- Boston: Robert Kraft, Chairman and CEO of the Kraft Group and the New England Patriots
- New York: Jeff Wilpon, Co-Founder and Partner of Sterling.VC and COO of the New York Mets
- Los Angeles: Noah Whinston, CEO of Immortals
- Miami-Orlando: Ben Spoont, CEO and Co-Founder of Misfits Gaming
- San Francisco: Andy Miller, Chairman and Founder of NRG Esports
- Shanghai: NetEase
- Seoul: Kevin Chou, Co-founder of Kabam
The city-based structure is central to Blizzard’s plans for a self-sustaining, lucrative eSports league built around Overwatch. Right now, the professional Overwatch scene is crumbling — teams pulled out of negotiations with Blizzard in a fairly public fashion earlier this year, citing disorganization, too few competitions and high buy-in costs for the new league. And Overwatch may be the most visible eSport on television with the ELEAGUE tournament on TBS, but professional gaming as a whole still lacks oversight and coordination, at least in the western world.
Overwatch League is an attempt to help stabilize the eSports market, and it’s doing so by mimicking a system that’s proven to work: city-based sports leagues.
“Traditional sports teams create a significant amount of revenue based on the fact that they get to host home games, and they sell tickets and local sponsorships in an exclusive home marketing territory,” Overwatch League commissioner Nate Nanzer says. “That’s revenue that just didn’t exist in eSports, so we think through the structure that we’ve created, these city-based teams, we’re going to unlock a lot of value for team owners and players and fans.”
In order to sell eSports tickets, cities will need eSports venues. Blizzard wants to see gaming arenas in every Overwatch League city, and it’s already gotten started, opening the first-ever Blizzard eStadium in Taipei, Taiwan, earlier this year.
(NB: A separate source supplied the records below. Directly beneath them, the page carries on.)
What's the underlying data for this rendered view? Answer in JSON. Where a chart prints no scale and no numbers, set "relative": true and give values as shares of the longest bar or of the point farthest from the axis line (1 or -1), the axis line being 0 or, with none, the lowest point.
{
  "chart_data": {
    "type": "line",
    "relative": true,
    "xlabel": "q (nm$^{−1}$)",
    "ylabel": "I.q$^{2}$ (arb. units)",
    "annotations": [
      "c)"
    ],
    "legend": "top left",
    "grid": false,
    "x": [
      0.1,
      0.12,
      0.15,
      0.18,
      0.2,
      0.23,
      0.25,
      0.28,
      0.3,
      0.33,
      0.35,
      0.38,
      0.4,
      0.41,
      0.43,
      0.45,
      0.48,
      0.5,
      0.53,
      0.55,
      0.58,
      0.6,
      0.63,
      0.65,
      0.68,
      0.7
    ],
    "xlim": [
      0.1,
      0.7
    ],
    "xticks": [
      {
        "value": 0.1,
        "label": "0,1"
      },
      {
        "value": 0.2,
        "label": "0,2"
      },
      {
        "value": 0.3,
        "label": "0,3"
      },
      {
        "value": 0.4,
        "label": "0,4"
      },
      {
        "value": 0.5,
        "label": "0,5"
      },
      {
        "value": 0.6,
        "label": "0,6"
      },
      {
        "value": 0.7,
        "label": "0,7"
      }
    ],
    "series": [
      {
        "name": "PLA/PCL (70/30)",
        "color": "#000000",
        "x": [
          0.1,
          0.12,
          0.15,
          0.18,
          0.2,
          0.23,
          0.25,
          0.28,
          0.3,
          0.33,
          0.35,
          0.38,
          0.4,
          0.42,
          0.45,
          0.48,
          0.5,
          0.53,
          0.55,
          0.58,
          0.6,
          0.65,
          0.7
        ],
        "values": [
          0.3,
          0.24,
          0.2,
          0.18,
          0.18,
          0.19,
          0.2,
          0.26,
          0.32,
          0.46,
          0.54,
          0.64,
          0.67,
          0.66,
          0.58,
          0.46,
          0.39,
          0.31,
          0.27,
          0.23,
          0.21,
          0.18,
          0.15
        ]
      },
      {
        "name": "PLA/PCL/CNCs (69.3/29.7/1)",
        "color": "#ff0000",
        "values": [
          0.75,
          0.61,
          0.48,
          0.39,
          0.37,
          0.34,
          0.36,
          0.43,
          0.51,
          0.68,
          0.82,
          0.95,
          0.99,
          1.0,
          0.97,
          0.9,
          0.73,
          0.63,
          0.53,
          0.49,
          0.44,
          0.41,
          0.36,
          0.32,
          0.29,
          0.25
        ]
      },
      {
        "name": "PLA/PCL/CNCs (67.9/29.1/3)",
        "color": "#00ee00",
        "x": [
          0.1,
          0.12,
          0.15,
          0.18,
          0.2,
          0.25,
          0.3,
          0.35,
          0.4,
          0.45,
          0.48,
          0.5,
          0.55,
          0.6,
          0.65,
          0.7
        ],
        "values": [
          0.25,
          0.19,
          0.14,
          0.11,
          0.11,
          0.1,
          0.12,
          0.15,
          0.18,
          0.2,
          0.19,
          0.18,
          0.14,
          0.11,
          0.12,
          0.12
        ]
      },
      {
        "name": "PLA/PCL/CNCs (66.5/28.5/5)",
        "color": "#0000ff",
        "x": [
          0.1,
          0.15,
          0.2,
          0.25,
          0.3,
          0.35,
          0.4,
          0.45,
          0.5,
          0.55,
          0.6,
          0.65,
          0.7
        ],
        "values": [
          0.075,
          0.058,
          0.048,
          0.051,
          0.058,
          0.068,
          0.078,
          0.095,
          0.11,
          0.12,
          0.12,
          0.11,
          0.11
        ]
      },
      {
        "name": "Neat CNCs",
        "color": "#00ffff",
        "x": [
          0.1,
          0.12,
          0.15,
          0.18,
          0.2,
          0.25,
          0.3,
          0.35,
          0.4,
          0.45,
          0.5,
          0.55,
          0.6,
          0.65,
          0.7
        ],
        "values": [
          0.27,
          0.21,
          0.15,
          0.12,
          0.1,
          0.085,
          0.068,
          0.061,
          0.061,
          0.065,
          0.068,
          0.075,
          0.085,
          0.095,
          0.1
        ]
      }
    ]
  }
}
“The goal here is that, over time, we’ll have teams in all the major cities around the world and there will be an arena, a stadium, a studio — whatever the form is — where fans from that city, and frankly fans from all over the world, will be able to travel and watch Overwatch played at the highest level,” Nanzer says.
Overwatch League is the first international, city-based program in the eSports world, but Blizzard isn’t fighting for the industry’s maturity alone.
League of Legends developer Riot Games recently announced massive changes hitting its North American League Championship Series in 2018, giving teams more money-making opportunities, establishing permanent franchises and offering a raft of new player protections. Riot increased players’ starting salaries from a minimum of $25,000 to $75,000, plus it instituted a Players’ Association for eSports pros, many of whom get their start while still in high school.
Overwatch League also includes a minimum starting salary for players (Nanzer didn’t offer a figure but said that information should become public soon).
“I do think this is indicative — not just Activision Blizzard’s move, but the moves of other publishers as well — are indicative of a kind of coming-of-age of eSports,” Whinston says.
Nanzer, Whinston and countless others are watching eSports over the next six months as critical changes take effect in some of the industry’s largest games. Now is the ideal time for professional gaming to take root in mainstream culture, propelled by traditional-sports veterans and eSports newcomers with fresh ideas.
Or old ideas, like forming teams around cities.
“It creates an ability to tell a story that affects people differently based on the city that they live in,” Whinston says. “It affects people differently based on their prior experience with Overwatch, their prior experience with eSports, the players that they are personal fans of. The thing about eSports that was always promising, and potentially more promising than what traditional sports is capable of doing, is that it allows a level of connection directly with a player or a team or a match that traditional sports hasn’t been able to capture.”